Resta difficile credere che si possano cancellare 16 anni così, senza che rimanga qualcosa dentro.
“No. È impossibile, perché Alitalia mi ha dato tantissimo. A livello professionale siamo tra i migliori al mondo. Praticamente nessuno di noi avrebbe problemi ad adattarsi in qualsiasi compagnia scegliesse di andare”.
E allora qual è il problema?
“Che Alitalia è un po’ il simbolo dell’Italia: immense capacità a livello personale che non riescono ad essere fatte funzionare bene a livello di insieme”.
E pensi che Etihad ci riesca?
“Lì il mondo è decisamente più semplice. C’è una visione del lavoro molto americana: ti viene richiesto qualcosa che devi fornire e vieni giudicato su quello. Tutte le eccedenze e interferenze esterne sono tagliate”.
Ma lo sa che sta andando a lavorare in un posto dove non esiste il diritto allo sciopero?
“Finalmente vado in un posto dove non c’è”, ribatte con ironia amara. “Come lo stiamo facendo noi in Alitalia di fatto non c’è già più il diritto allo sciopero. Praticamente non ne facciamo uno di tutte le categorie dal 2008”.
E il contratto? Anche questo è sulla base americana: la prassi non è decisamente il contratto a tempo indeterminato.
“Io ho un contratto di 3 anni”. E poi? “E poi non mi sono posto il problema. Ma so già che l’ottica è quella del ‘se mi servi ti tengo, sennò ciao’. Lì sei ospite e devi guadagnarti l’ospitalità ogni giorno. E ogni giorno, anche camminando per strada, te lo possono far notare”.
In che senso?
“Che comunque gli arabi si sentono i proprietari del Paese, sono loro che ti stanno ospitando.
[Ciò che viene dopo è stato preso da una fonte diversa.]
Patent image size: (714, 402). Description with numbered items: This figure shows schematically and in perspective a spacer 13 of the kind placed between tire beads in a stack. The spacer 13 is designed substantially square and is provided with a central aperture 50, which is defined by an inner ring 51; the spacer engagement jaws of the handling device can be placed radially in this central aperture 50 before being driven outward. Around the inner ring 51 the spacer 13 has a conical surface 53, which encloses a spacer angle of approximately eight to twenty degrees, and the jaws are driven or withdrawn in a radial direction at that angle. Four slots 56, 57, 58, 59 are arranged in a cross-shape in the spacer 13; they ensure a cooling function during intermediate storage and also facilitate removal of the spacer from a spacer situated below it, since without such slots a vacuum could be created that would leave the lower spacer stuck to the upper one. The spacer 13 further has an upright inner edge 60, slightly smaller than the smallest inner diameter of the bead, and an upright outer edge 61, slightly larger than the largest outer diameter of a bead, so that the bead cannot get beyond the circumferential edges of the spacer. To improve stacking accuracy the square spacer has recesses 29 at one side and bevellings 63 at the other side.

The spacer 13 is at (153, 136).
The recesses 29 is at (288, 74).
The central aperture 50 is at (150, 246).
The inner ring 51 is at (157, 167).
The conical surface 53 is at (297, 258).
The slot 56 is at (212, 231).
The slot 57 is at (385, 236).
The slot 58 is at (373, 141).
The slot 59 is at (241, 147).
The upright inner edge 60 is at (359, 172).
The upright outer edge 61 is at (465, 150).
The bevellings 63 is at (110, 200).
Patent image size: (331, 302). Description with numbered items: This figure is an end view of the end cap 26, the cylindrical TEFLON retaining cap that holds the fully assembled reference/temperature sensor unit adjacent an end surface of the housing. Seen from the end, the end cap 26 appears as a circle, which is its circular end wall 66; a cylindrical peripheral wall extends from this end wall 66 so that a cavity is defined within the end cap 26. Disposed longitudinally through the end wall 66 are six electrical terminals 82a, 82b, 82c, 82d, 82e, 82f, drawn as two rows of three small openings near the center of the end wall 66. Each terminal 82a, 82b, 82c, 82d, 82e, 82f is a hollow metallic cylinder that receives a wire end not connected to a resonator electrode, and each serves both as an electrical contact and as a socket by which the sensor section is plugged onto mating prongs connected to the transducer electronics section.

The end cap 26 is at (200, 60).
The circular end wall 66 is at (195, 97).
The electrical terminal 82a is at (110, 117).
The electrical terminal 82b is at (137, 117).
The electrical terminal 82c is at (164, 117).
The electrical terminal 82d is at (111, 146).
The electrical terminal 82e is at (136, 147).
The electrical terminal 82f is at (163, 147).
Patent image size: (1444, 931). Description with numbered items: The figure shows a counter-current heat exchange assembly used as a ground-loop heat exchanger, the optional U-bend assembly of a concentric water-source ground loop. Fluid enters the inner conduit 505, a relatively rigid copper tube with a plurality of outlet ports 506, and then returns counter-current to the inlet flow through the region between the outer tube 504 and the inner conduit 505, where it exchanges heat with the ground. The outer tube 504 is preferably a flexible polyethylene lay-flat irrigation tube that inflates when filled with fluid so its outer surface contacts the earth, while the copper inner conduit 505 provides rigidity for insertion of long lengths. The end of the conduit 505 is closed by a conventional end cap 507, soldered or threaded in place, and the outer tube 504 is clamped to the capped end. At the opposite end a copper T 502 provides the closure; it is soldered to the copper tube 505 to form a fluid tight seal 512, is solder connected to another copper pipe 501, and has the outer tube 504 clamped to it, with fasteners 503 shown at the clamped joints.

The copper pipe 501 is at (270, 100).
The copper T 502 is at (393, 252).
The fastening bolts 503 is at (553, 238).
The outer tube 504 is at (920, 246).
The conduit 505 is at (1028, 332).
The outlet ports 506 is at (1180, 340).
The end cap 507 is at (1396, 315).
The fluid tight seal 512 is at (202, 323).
Ma, ad esempio, i piloti di Etihad sono trattati profondamente bene. Non come in Italia dove spesso siamo considerati dei viziati, pigri e svogliati a prescindere da come ci comportiamo e lavoriamo. Se nel 2008 un articolo dell’Espresso ci aveva inserito nella ‘casta’, si può dire che negli Emirati forse una casta la siamo davvero”, sottolinea con ironia.
Mi sembra decisamente determinato nella sua scelta.
“Sì, tanto che al momento non ho nessun progetto di tornare in Italia. Anche perché ho veramente ben poche cose che mi mancheranno, le amicizie e la famiglia. Ma se penso al mio futuro lo vedo molto più roseo ad Abu Dhabi che a Roma”.
E i figli?
“I figli li porto via da qui”, risponde con un tono che non lascia molto spazio all’immaginazione.
E il dramma di tutti gli italiani all’estero? La cucina italiana?
“Ho già visto una casa che potrebbe andare bene e di fronte c’è una catena di supermercati presente anche in Italia. Penso di poter sopravvivere benissimo, anche se forse sentirò la mancanza di un buon bicchiere di vino ad un prezzo normale”.
Ma c’è qualcosa che non le mancherà per niente dell’Italia?
“La grettezza di molte persone. Il loro giudicarti dal ruolo che ricopri e non dal modo in cui ti comporti. E così finisci non poter essere mai te stesso fino in fondo”.